At this point in the season, 90pc of the crop has an optimal soil-moisture profile, down two percentage points week on week, but significantly better than the 65pc recorded on December 15 last year. While the soybean crop is more advanced than corn, its sensitivity to a prolonged La Niña event is just as significant.
BAGE may have left its production estimate unchanged in last week’s update at 44Mt, but the downside risk is growing with every week of planting delays and below-average rainfall. The latest USDA production forecast is 49.5Mt.
On Friday of last week, the Argentine Government announced a cap on the volume of corn and wheat exports in the 2021-22 export year in a fresh bid by the Peronist government to head off domestic grain
shortages and quell extremely high food inflation.
At this early stage, corn exports will be limited to 41.6Mt, while wheat exports will be restricted to 12.5Mt.
However, these numbers seem quite conservative considering a record wheat crop is currently being harvested, and a record corn crop is in the making, La Niña permitting.
Last season’s registered exports were 39.8Mt and 11.2Mt for corn and wheat respectively from national production of 52.5Mt and 17Mt. As of December 15, grain exporters had registered 15.5Mt of corn and 9.1Mt of wheat for shipment in the 2021-22 marketing year.
The agricultural sector is the engine room of Argentina’s economy and is the key source of badly needed foreign exchange reserves, especially United States dollars.

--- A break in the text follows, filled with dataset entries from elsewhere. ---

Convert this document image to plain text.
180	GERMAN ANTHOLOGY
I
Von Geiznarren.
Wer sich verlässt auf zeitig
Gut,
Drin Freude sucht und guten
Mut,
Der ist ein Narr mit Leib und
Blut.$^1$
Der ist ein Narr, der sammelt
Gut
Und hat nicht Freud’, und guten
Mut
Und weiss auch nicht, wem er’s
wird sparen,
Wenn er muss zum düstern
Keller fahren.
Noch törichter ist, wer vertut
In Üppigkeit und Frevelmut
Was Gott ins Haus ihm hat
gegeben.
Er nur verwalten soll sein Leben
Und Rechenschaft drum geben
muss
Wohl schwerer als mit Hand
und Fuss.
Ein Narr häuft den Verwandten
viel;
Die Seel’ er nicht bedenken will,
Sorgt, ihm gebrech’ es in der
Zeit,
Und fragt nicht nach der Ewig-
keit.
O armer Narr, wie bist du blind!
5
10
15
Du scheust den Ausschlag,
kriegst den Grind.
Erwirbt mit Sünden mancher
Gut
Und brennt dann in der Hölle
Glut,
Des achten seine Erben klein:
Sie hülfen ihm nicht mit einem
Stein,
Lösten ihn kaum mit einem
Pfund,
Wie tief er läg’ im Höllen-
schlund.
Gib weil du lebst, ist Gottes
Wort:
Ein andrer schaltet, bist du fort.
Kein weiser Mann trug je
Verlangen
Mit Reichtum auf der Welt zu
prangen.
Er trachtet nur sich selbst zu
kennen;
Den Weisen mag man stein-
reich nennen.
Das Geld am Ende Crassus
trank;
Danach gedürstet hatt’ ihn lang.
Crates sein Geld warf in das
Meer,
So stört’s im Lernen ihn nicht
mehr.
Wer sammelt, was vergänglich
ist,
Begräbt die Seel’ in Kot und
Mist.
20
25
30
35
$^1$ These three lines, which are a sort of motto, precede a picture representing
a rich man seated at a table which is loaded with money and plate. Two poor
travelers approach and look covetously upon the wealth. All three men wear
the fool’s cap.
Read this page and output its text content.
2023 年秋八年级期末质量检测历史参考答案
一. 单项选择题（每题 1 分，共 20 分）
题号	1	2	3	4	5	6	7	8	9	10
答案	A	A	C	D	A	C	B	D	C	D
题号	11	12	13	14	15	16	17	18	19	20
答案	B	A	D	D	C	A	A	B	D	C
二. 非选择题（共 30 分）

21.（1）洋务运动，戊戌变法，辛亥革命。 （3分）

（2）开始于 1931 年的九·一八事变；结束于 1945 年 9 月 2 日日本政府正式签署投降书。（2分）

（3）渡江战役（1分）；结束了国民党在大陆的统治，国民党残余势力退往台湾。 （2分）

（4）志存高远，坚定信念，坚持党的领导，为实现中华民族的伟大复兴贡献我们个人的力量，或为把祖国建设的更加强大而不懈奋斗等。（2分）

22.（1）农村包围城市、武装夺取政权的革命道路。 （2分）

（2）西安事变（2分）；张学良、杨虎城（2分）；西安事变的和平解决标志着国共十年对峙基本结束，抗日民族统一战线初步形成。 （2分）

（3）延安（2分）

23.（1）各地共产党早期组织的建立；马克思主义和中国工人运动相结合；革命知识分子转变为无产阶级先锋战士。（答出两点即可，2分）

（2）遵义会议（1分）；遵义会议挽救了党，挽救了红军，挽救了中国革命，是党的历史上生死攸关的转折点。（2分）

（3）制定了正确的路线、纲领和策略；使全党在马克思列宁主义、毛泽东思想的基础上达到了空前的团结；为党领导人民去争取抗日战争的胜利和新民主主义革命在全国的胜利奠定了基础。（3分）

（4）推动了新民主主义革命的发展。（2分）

Last week’s statement by President Alberto Fernández comes just one week after the government announced the relaxation of extremely controversial limits on beef exports, imposed earlier in 2021. This latest measure will certainly not be welcomed and adds to the tense relationship Argentine farmers have shared with the Fernández administration since it was elected in late 2019.
While government intervention in grain and beef markets is common in Argentina and may work in the short term, history shows that such restrictions imposed over a longer period tend to discourage production, leading to domestic supply shortages and higher prices for agricultural produce.